United States Attorney Anne M. Tompkins
Western District of North Carolina
ORLANDO, Fla. MAN SENTENCED TO 84 MONTHS IN PRISON ON WIRE FRAUD CHARGES
The Defendant Bilked Elderly Investors Out of Their Savings
ASHEVILLE, N.C. – An Orlando, Fla. man was sentenced yesterday by U.S. District Judge Martin Reidinger to serve seven years in a federal prison after pleading guilty to a wire fraud charge, announced Anne M. Tompkins, U.S. Attorney for the Western District of North Carolina. In addition to the prison term, Judge Reidinger also sentenced the defendant to three years of supervised release and ordered him to pay $789,649 in restitution.
U.S. Attorney Tompkins is joined in making today’s announcement by Chris Briese, Special Agent in Charge of the Federal Bureau of Investigation (FBI), Charlotte Division.

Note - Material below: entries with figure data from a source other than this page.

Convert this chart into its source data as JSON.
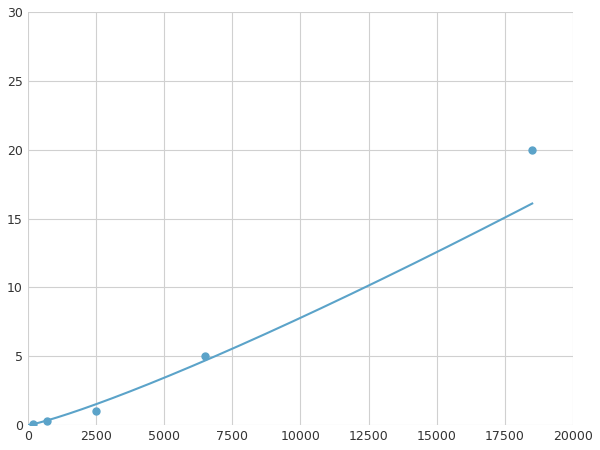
{
  "x_points": [
    200,
    700,
    2500,
    6500,
    18500
  ],
  "y_points": [
    0.1,
    0.3,
    1.0,
    5.0,
    20.0
  ],
  "line_color": "#5ba3c9",
  "marker_color": "#5ba3c9",
  "marker_size": 5,
  "line_width": 1.5,
  "xlim": [
    0,
    20000
  ],
  "ylim": [
    0,
    30
  ],
  "xticks": [
    0,
    2500,
    5000,
    7500,
    10000,
    12500,
    15000,
    17500,
    20000
  ],
  "yticks": [
    0,
    5,
    10,
    15,
    20,
    25,
    30
  ],
  "grid_color": "#d0d0d0",
  "background_color": "#ffffff",
  "figure_background": "#ffffff"
}
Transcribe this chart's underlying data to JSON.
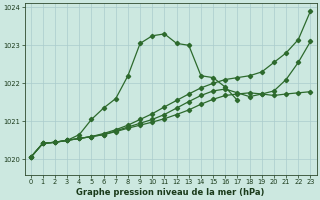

In October 2010, a federal criminal indictment charged Terry Scott Hyder, 51, of Orlando, Fla. with one count of wire fraud. Hyder pled guilty to the charge in February 2011. According to filed court documents, the plea agreement and court proceedings, from about June 2007 through about July 2010 Hyder engaged in a fraudulent investment scheme which defrauded elderly individuals residing in Polk County in North Carolina and in Orlando, Florida out of their savings. To carry out his fraudulent investment scheme, Hyder established and maintained Sterling and Stratford, LLC (“Sterling”), a limited liability corporation organized in the state of Florida. Hyder convinced his victims to invest with Sterling by making fraudulent representations to his victims that Sterling was a legitimate business engaged in multiple investment vehicles that yielded high rates of return on short term investments. A total of nine victim investors were involved in Hyder’s fictitious investment scam.

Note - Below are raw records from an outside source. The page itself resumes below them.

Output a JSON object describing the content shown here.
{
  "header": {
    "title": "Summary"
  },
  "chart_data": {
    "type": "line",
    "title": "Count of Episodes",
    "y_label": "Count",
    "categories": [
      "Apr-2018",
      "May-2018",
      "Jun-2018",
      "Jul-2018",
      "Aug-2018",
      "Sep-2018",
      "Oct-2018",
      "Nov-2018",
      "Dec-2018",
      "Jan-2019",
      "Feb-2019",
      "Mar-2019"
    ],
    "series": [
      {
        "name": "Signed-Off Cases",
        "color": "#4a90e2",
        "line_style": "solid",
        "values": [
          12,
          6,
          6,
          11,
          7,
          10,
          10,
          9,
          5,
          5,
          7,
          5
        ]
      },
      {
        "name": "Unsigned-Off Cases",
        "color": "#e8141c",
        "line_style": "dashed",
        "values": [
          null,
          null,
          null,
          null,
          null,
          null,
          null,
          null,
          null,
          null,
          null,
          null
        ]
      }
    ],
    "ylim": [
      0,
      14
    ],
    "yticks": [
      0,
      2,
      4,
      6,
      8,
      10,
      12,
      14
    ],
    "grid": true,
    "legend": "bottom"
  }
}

Court documents indicate that Hyder, who met many of his victims in connection with Alzheimer’s support groups and other church-sponsored functions, told his victims to invest through “real estate trusts,” which he purportedly set up in the victims’ names. These trust documents memorialized the amount of money each victim provided to Sterling, as well as the alleged rate of return. After entering into these fictitious real estate agreements, victims were sent account statements which reflected the fictitious amounts of interest accrued. In fact, victims never accrued any interest and no monies where ever actually invested by Hyder. Instead, Hyder used the money to pay for personal expenses, and made no legitimate efforts to invest any of the money on behalf of the individual victims. Hyder collected a total of $789,000 from his nine victims.
Hyder has been in local federal custody since he was arrested in August, 2010. He will be transferred into custody of the Federal Bureau of Prisons upon designation of a federal facility, where he will serve his sentence without the possibility of parole.
The investigation into Hyder was handled by the FBI. The case was prosecuted by Assistant United States Attorney Corey Ellis of the U.S. Attorney’s Office in Asheville.